Transcendendo o clima de filme-de-entretenimento sobre a escolinha-de-música que marca uma obra como “Escola de Rock” (de R. Linklater), a obra de Sergio Machado atinge sua maior grandeza e intensidade em uma cena particularmente enfurecida em que uma insurreição toma conta de Heliópolis após a polícia assassinar Samuel, o garoto-promessa da turma de música.

Este homicídio estatal de alguém que a comunidade reconhece como inocente e cheio de potencial é descrito no filme como estopim para uma sublevação popular que acarreta um desencadeamento de rebeldias. O levante toma a forma de ônibus incendiados, barricadas improvisadas e violentos conflitos com a polícia, xingada de assassina e cruel – e os “porcos fardados” são aqueles que os moradores tentam expulsar da comunidade como se estivessem numa Intifada Palestina.
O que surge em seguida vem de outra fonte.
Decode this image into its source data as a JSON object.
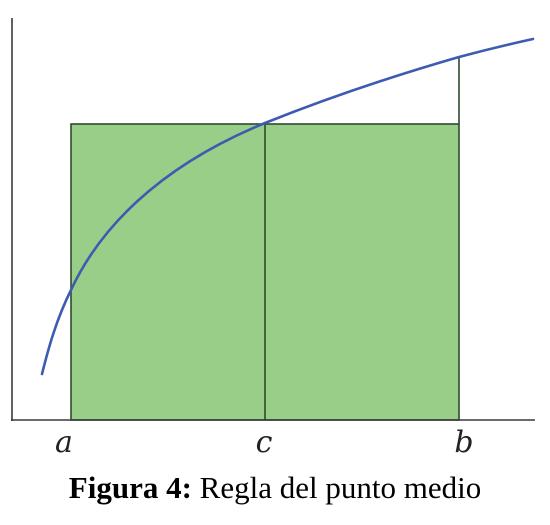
{
  "figure": {
    "points": {
      "a": "a",
      "c": "c",
      "b": "b"
    },
    "colors": {
      "rectangle_fill": "#99ce88",
      "rectangle_stroke": "#2d4a2d",
      "curve": "#3d5bb0",
      "axis": "#3a3a3a"
    }
  },
  "caption": {
    "label": "Figura 4:",
    "text": "Regla del punto medio"
  }
}
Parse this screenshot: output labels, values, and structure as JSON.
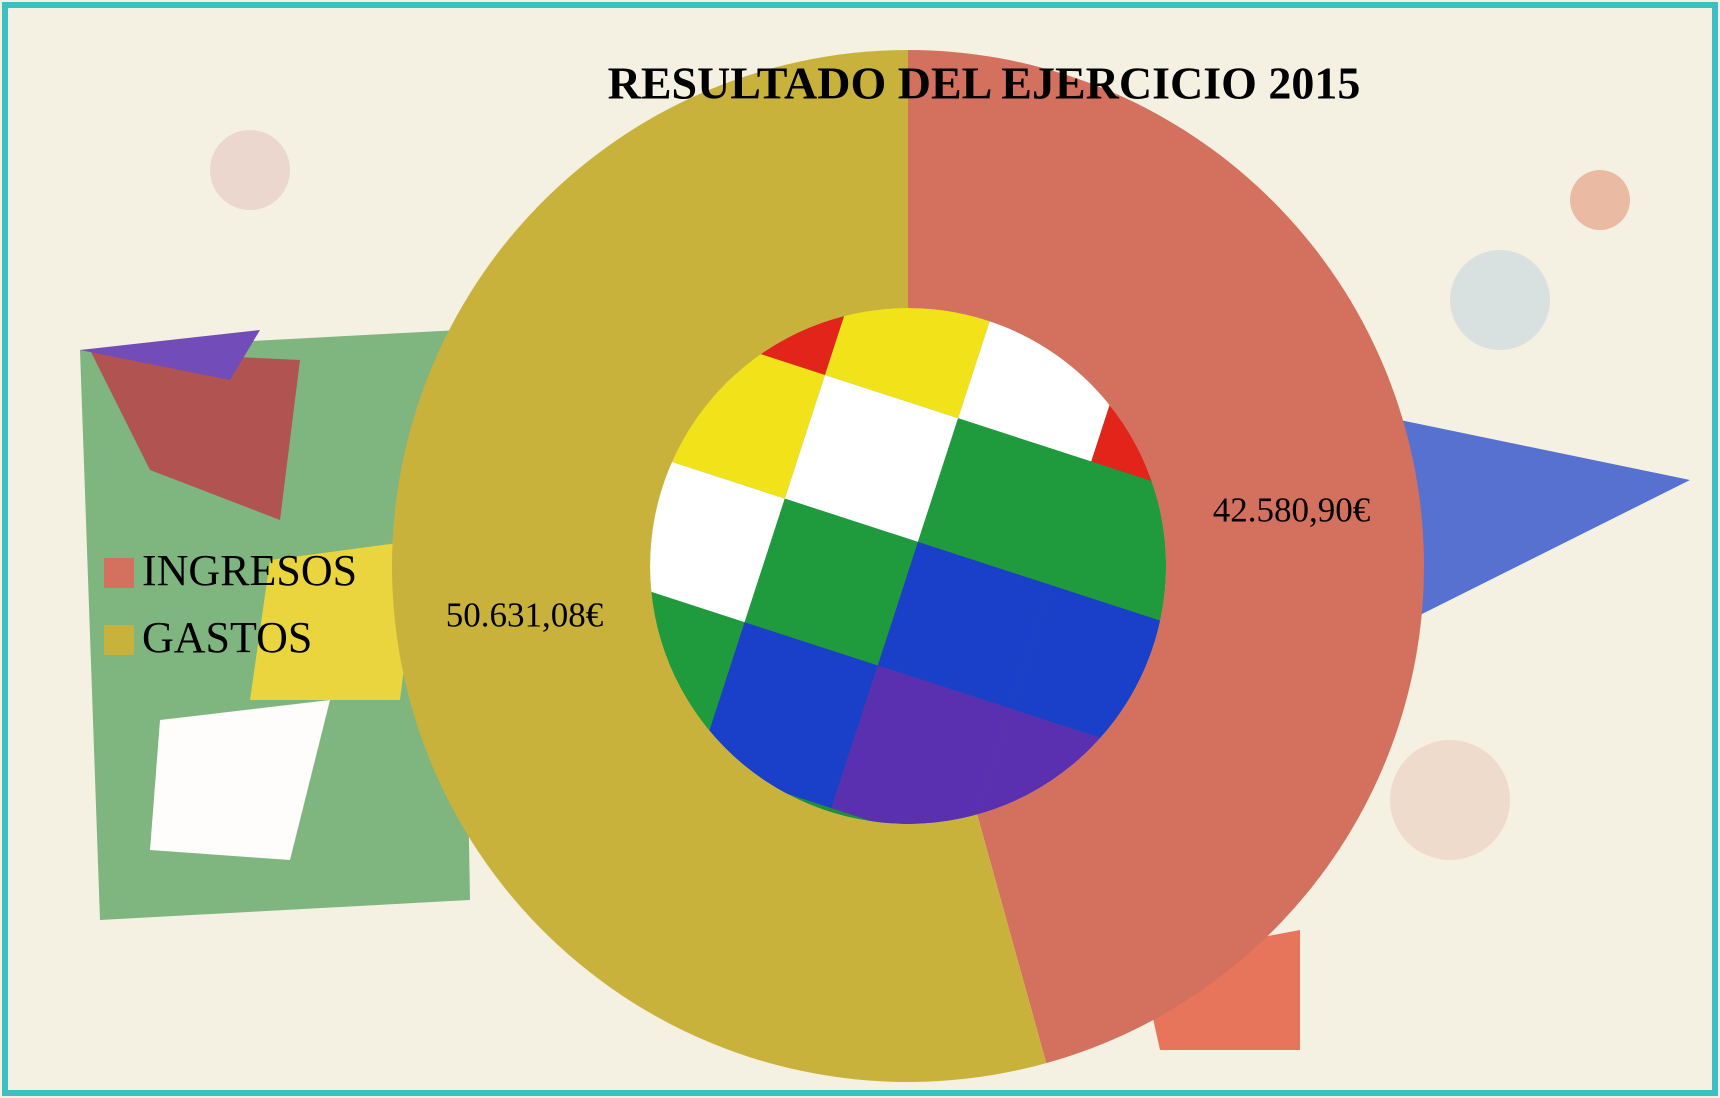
{
  "chart_data": {
    "type": "donut",
    "title": "RESULTADO DEL EJERCICIO 2015",
    "categories": [
      "INGRESOS",
      "GASTOS"
    ],
    "values": [
      42580.9,
      50631.08
    ],
    "value_labels": [
      "42.580,90€",
      "50.631,08€"
    ],
    "colors": [
      "#d4705e",
      "#c9b23c"
    ],
    "legend": "left"
  }
}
É nestas cenas que “Tudo Que Aprendemos Juntos” alça-se à beleza punk e perturbadora de uma outra obra que marca a história recente do cinema paulista, “Riocorrente” de Paulo Sacramento. Dialoga também com o “Jonas” de Lô Politi – que tem na participação em ambos do Criolo, fazendo ponta como ator, um ponto-de-ligação -, obra que se utiliza do Carnaval de São Paulo, e em especial de um carro alegórico que é uma imensa baleia, como cenário onde aninhar um drama incendiário de paixão indomável, sequestro improvisado e esperanças reduzidas a cinzas.
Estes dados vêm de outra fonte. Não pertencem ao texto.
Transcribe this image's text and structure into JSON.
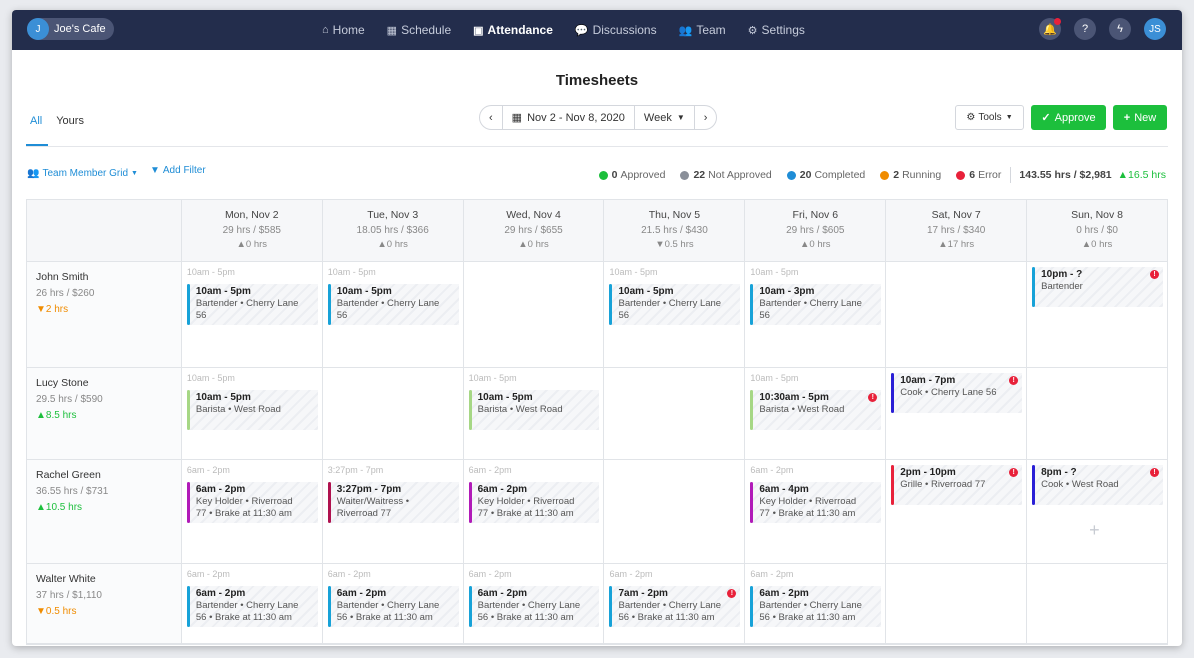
{
  "app": {
    "brand_initial": "J",
    "brand_name": "Joe's Cafe",
    "user_initials": "JS"
  },
  "nav": [
    {
      "icon": "home-icon",
      "glyph": "⌂",
      "label": "Home"
    },
    {
      "icon": "calendar-icon",
      "glyph": "▦",
      "label": "Schedule"
    },
    {
      "icon": "attendance-icon",
      "glyph": "▣",
      "label": "Attendance"
    },
    {
      "icon": "chat-icon",
      "glyph": "💬",
      "label": "Discussions"
    },
    {
      "icon": "team-icon",
      "glyph": "👥",
      "label": "Team"
    },
    {
      "icon": "gear-icon",
      "glyph": "⚙",
      "label": "Settings"
    }
  ],
  "page": {
    "title": "Timesheets"
  },
  "tabs": {
    "all": "All",
    "yours": "Yours"
  },
  "date": {
    "range": "Nov 2 - Nov 8, 2020",
    "period": "Week"
  },
  "toolbar": {
    "tools": "Tools",
    "approve": "Approve",
    "new": "New"
  },
  "filters": {
    "view": "Team Member Grid",
    "add_filter": "Add Filter"
  },
  "stats": {
    "approved": {
      "count": "0",
      "label": "Approved",
      "color": "#1cbf3c"
    },
    "not_approved": {
      "count": "22",
      "label": "Not Approved",
      "color": "#8a8f99"
    },
    "completed": {
      "count": "20",
      "label": "Completed",
      "color": "#1f8dd6"
    },
    "running": {
      "count": "2",
      "label": "Running",
      "color": "#f08c00"
    },
    "error": {
      "count": "6",
      "label": "Error",
      "color": "#e8213a"
    },
    "total": "143.55 hrs / $2,981",
    "total_delta": "▲16.5 hrs"
  },
  "days": [
    {
      "date": "Mon, Nov 2",
      "hours": "29 hrs / $585",
      "delta": "▲0 hrs",
      "tone": "grey"
    },
    {
      "date": "Tue, Nov 3",
      "hours": "18.05 hrs / $366",
      "delta": "▲0 hrs",
      "tone": "grey"
    },
    {
      "date": "Wed, Nov 4",
      "hours": "29 hrs / $655",
      "delta": "▲0 hrs",
      "tone": "grey"
    },
    {
      "date": "Thu, Nov 5",
      "hours": "21.5 hrs / $430",
      "delta": "▼0.5 hrs",
      "tone": "orange"
    },
    {
      "date": "Fri, Nov 6",
      "hours": "29 hrs / $605",
      "delta": "▲0 hrs",
      "tone": "grey"
    },
    {
      "date": "Sat, Nov 7",
      "hours": "17 hrs / $340",
      "delta": "▲17 hrs",
      "tone": "green"
    },
    {
      "date": "Sun, Nov 8",
      "hours": "0 hrs / $0",
      "delta": "▲0 hrs",
      "tone": "grey"
    }
  ],
  "members": [
    {
      "name": "John Smith",
      "hours": "26 hrs / $260",
      "delta": "▼2 hrs",
      "tone": "orange",
      "row_height": 106,
      "cells": [
        {
          "sched": "10am - 5pm",
          "time": "10am - 5pm",
          "detail": "Bartender • Cherry Lane 56",
          "color": "#17a2d8"
        },
        {
          "sched": "10am - 5pm",
          "time": "10am - 5pm",
          "detail": "Bartender • Cherry Lane 56",
          "color": "#17a2d8"
        },
        null,
        {
          "sched": "10am - 5pm",
          "time": "10am - 5pm",
          "detail": "Bartender • Cherry Lane 56",
          "color": "#17a2d8"
        },
        {
          "sched": "10am - 5pm",
          "time": "10am - 3pm",
          "detail": "Bartender • Cherry Lane 56",
          "color": "#17a2d8"
        },
        null,
        {
          "sched": "",
          "time": "10pm - ?",
          "detail": "Bartender",
          "color": "#17a2d8",
          "error": true
        }
      ]
    },
    {
      "name": "Lucy Stone",
      "hours": "29.5 hrs / $590",
      "delta": "▲8.5 hrs",
      "tone": "green",
      "row_height": 92,
      "cells": [
        {
          "sched": "10am - 5pm",
          "time": "10am - 5pm",
          "detail": "Barista • West Road",
          "color": "#a6d785"
        },
        null,
        {
          "sched": "10am - 5pm",
          "time": "10am - 5pm",
          "detail": "Barista • West Road",
          "color": "#a6d785"
        },
        null,
        {
          "sched": "10am - 5pm",
          "time": "10:30am - 5pm",
          "detail": "Barista • West Road",
          "color": "#a6d785",
          "error": true
        },
        {
          "sched": "",
          "time": "10am - 7pm",
          "detail": "Cook • Cherry Lane 56",
          "color": "#2a1fd6",
          "error": true
        },
        null
      ]
    },
    {
      "name": "Rachel Green",
      "hours": "36.55 hrs / $731",
      "delta": "▲10.5 hrs",
      "tone": "green",
      "row_height": 104,
      "cells": [
        {
          "sched": "6am - 2pm",
          "time": "6am - 2pm",
          "detail": "Key Holder • Riverroad 77 • Brake at 11:30 am",
          "color": "#b11ab8"
        },
        {
          "sched": "3:27pm - 7pm",
          "time": "3:27pm - 7pm",
          "detail": "Waiter/Waitress • Riverroad 77",
          "color": "#b0124f"
        },
        {
          "sched": "6am - 2pm",
          "time": "6am - 2pm",
          "detail": "Key Holder • Riverroad 77 • Brake at 11:30 am",
          "color": "#b11ab8"
        },
        null,
        {
          "sched": "6am - 2pm",
          "time": "6am - 4pm",
          "detail": "Key Holder • Riverroad 77 • Brake at 11:30 am",
          "color": "#b11ab8"
        },
        {
          "sched": "",
          "time": "2pm - 10pm",
          "detail": "Grille • Riverroad 77",
          "color": "#e8213a",
          "error": true
        },
        {
          "sched": "",
          "time": "8pm - ?",
          "detail": "Cook • West Road",
          "color": "#2a1fd6",
          "error": true,
          "plus": "+"
        }
      ]
    },
    {
      "name": "Walter White",
      "hours": "37 hrs / $1,110",
      "delta": "▼0.5 hrs",
      "tone": "orange",
      "row_height": 80,
      "cells": [
        {
          "sched": "6am - 2pm",
          "time": "6am - 2pm",
          "detail": "Bartender • Cherry Lane 56 • Brake at 11:30 am",
          "color": "#17a2d8"
        },
        {
          "sched": "6am - 2pm",
          "time": "6am - 2pm",
          "detail": "Bartender • Cherry Lane 56 • Brake at 11:30 am",
          "color": "#17a2d8"
        },
        {
          "sched": "6am - 2pm",
          "time": "6am - 2pm",
          "detail": "Bartender • Cherry Lane 56 • Brake at 11:30 am",
          "color": "#17a2d8"
        },
        {
          "sched": "6am - 2pm",
          "time": "7am - 2pm",
          "detail": "Bartender • Cherry Lane 56 • Brake at 11:30 am",
          "color": "#17a2d8",
          "error": true
        },
        {
          "sched": "6am - 2pm",
          "time": "6am - 2pm",
          "detail": "Bartender • Cherry Lane 56 • Brake at 11:30 am",
          "color": "#17a2d8"
        },
        null,
        null
      ]
    }
  ]
}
Alguns sonham com um país onde enfim floresçam orquestras nas favelas e escolas de qualidade nos guetos. Alguns colocam-se em ação para a construção coletiva de uma educação mais inclusiva e democrática. O próprio ideal da Cultura Viva de Gilberto Gil e Juca Ferreira, através do revolucionário do-in antropológico que espalhou pontos de cultura interconexos pelo território do país, hoje encontra-se detonado e mal pago pelo Bozonazismo que pilota o Estado feito um ébrio (de ópio, de ódio!) no leme dum Titanic. Aos sonhadores de melhores dias para a educação e a cultura, o presente pode assustar pelo pesadelo pesado de sua distopia: tudo é tão difícil e fica tão emperrado neste país que parece condenado, como dizia Millôr, a ter “um longo passado pela frente”!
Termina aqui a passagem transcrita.